The storm’s path was unusual. Meteorologists tracked a compact system forming near the Strait of Malacca before it drew deep tropical moisture over land, wringing out rain repeatedly over Sumatra’s steep terrain and Thailand’s south. In Hat Yai and Songkhla province, gauges collected more than a foot of rain in a day, a threshold locals compared to historic cloudbursts. In West Sumatra, steep catchments that feed narrow rivers funneled water through market towns, flipping cars and scraping houses from their foundations. Malaysia’s weather service lifted continuous-rain alerts for some states on Saturday as the system weakened, but warned that saturated soils and evening high tides could keep flood risks elevated along the east coast. Transportation ministries in all three countries reported road closures on main corridors, with detours adding hours to deliveries of rice, drinking water and medicine.
Emergency managers outlined the next steps as recovery and identification moved in tandem with ongoing rescues. In Indonesia, teams planned aerial surveys of cut-off villages on Monday, backed by a bridge-repair unit to reopen key spans in North Sumatra’s interior. Police in West Sumatra said they would begin DNA collection at a temporary morgue in Padang Pariaman to speed identification of victims found in debris fields. Thailand’s interior ministry scheduled briefings with governors of the nine southern provinces to coordinate damage assessments for compensation claims and to map priority repairs to schools ahead of classes resuming next week. Malaysia’s national disaster council said relief centers would consolidate as waters recede, with engineers inspecting levees and pumps and planners reviewing drainage upgrades proposed after last year’s floods.

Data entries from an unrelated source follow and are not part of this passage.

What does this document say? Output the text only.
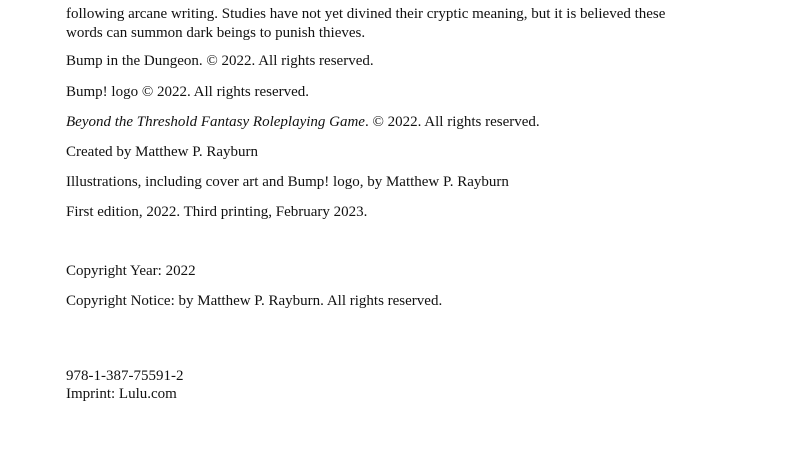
following arcane writing. Studies have not yet divined their cryptic meaning, but it is believed these

words can summon dark beings to punish thieves.

Bump in the Dungeon. © 2022. All rights reserved.

Bump! logo © 2022. All rights reserved.

Beyond the Threshold Fantasy Roleplaying Game. © 2022. All rights reserved.

Created by Matthew P. Rayburn

Illustrations, including cover art and Bump! logo, by Matthew P. Rayburn

First edition, 2022. Third printing, February 2023.

Copyright Year: 2022

Copyright Notice: by Matthew P. Rayburn. All rights reserved.

978-1-387-75591-2

Imprint: Lulu.com
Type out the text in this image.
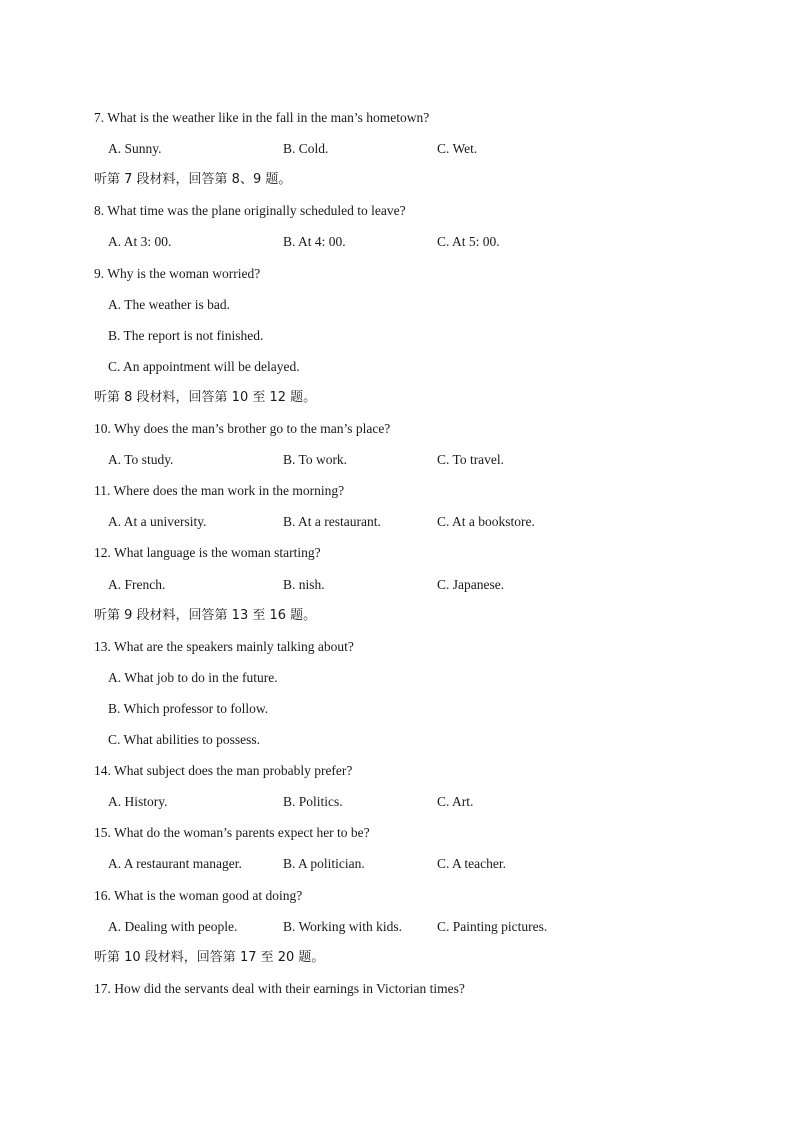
7. What is the weather like in the fall in the man’s hometown?
A. Sunny.	B. Cold.	C. Wet.
听第 7 段材料，回答第 8、9 题。
8. What time was the plane originally scheduled to leave?
A. At 3: 00.	B. At 4: 00.	C. At 5: 00.
9. Why is the woman worried?
A. The weather is bad.
B. The report is not finished.
C. An appointment will be delayed.
听第 8 段材料，回答第 10 至 12 题。
10. Why does the man’s brother go to the man’s place?
A. To study.	B. To work.	C. To travel.
11. Where does the man work in the morning?
A. At a university.	B. At a restaurant.	C. At a bookstore.
12. What language is the woman starting?
A. French.	B. nish.	C. Japanese.
听第 9 段材料，回答第 13 至 16 题。
13. What are the speakers mainly talking about?
A. What job to do in the future.
B. Which professor to follow.
C. What abilities to possess.
14. What subject does the man probably prefer?
A. History.	B. Politics.	C. Art.
15. What do the woman’s parents expect her to be?
A. A restaurant manager.	B. A politician.	C. A teacher.
16. What is the woman good at doing?
A. Dealing with people.	B. Working with kids.	C. Painting pictures.
听第 10 段材料，回答第 17 至 20 题。
17. How did the servants deal with their earnings in Victorian times?
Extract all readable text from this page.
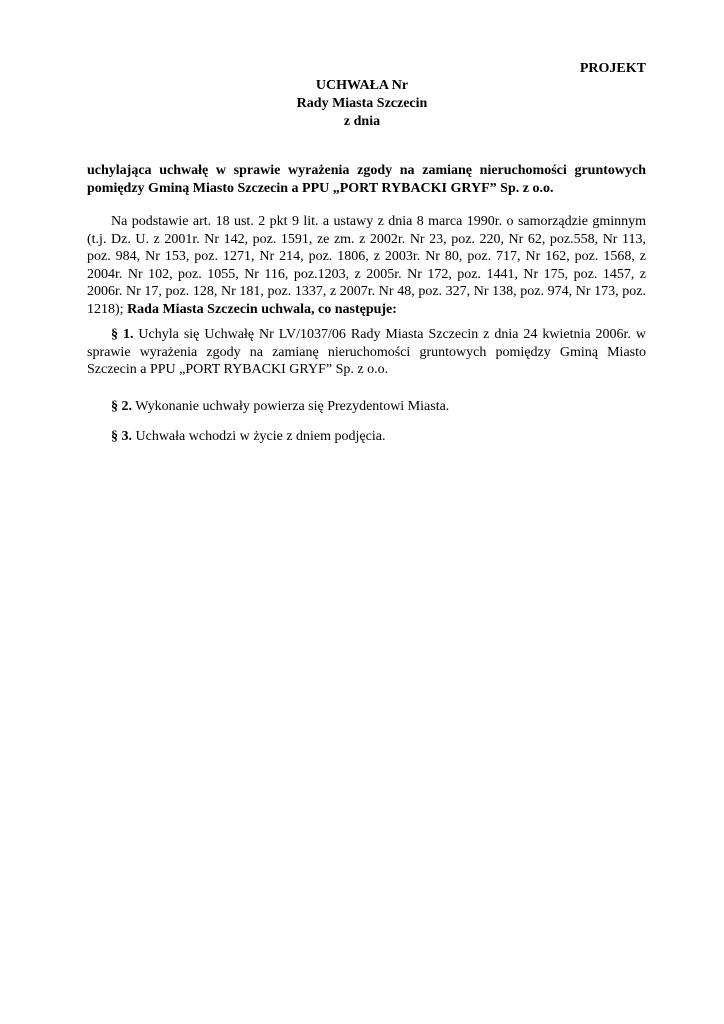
PROJEKT
UCHWAŁA Nr
Rady Miasta Szczecin
z dnia
uchylająca uchwałę w sprawie wyrażenia zgody na zamianę nieruchomości gruntowych pomiędzy Gminą Miasto Szczecin a PPU „PORT RYBACKI GRYF” Sp. z o.o.
Na podstawie art. 18 ust. 2 pkt 9 lit. a ustawy z dnia 8 marca 1990r. o samorządzie gminnym (t.j. Dz. U. z 2001r. Nr 142, poz. 1591, ze zm. z 2002r. Nr 23, poz. 220, Nr 62, poz.558, Nr 113, poz. 984, Nr 153, poz. 1271, Nr 214, poz. 1806, z 2003r. Nr 80, poz. 717, Nr 162, poz. 1568, z 2004r. Nr 102, poz. 1055, Nr 116, poz.1203, z 2005r. Nr 172, poz. 1441, Nr 175, poz. 1457, z 2006r. Nr 17, poz. 128, Nr 181, poz. 1337, z 2007r. Nr 48, poz. 327, Nr 138, poz. 974, Nr 173, poz. 1218); Rada Miasta Szczecin uchwala, co następuje:
§ 1. Uchyla się Uchwałę Nr LV/1037/06 Rady Miasta Szczecin z dnia 24 kwietnia 2006r. w sprawie wyrażenia zgody na zamianę nieruchomości gruntowych pomiędzy Gminą Miasto Szczecin a PPU „PORT RYBACKI GRYF” Sp. z o.o.
§ 2. Wykonanie uchwały powierza się Prezydentowi Miasta.
§ 3. Uchwała wchodzi w życie z dniem podjęcia.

Along with grim numbers, the region’s daily rhythms have been reshaped. In Hat Yai, market vendors stacked rice sacks to keep them dry as small boats ferried shoppers to pickup points. A school principal in Narathiwat said teachers were making lists of displaced students and arranging temporary classrooms on upper floors. On Sumatra, volunteer radio operators relayed medical requests from villages where phone service remained out, while a nurse in West Aceh described treating cuts and infections with dwindling supplies until helicopter drops resumed. In Kelantan, evacuees at a sports hall passed bottled water down a human chain as a generator coughed back to life and ceiling fans began to turn. “We just want the road open so we can get back and clean,” said a shopkeeper in Kuala Krai, standing in ankle-deep water outside the shelter.
By Sunday evening, skies cleared in parts of southern Thailand and along Malaysia’s west coast, but severe flooding persisted inland on Sumatra and in pockets of Songkhla and Nakhon Si Thammarat. Authorities said updated casualty figures and a fuller picture of damage are expected Monday as teams reach more districts and confirm identities at hospitals and temporary morgues.
Author note: Last updated November 30, 2025.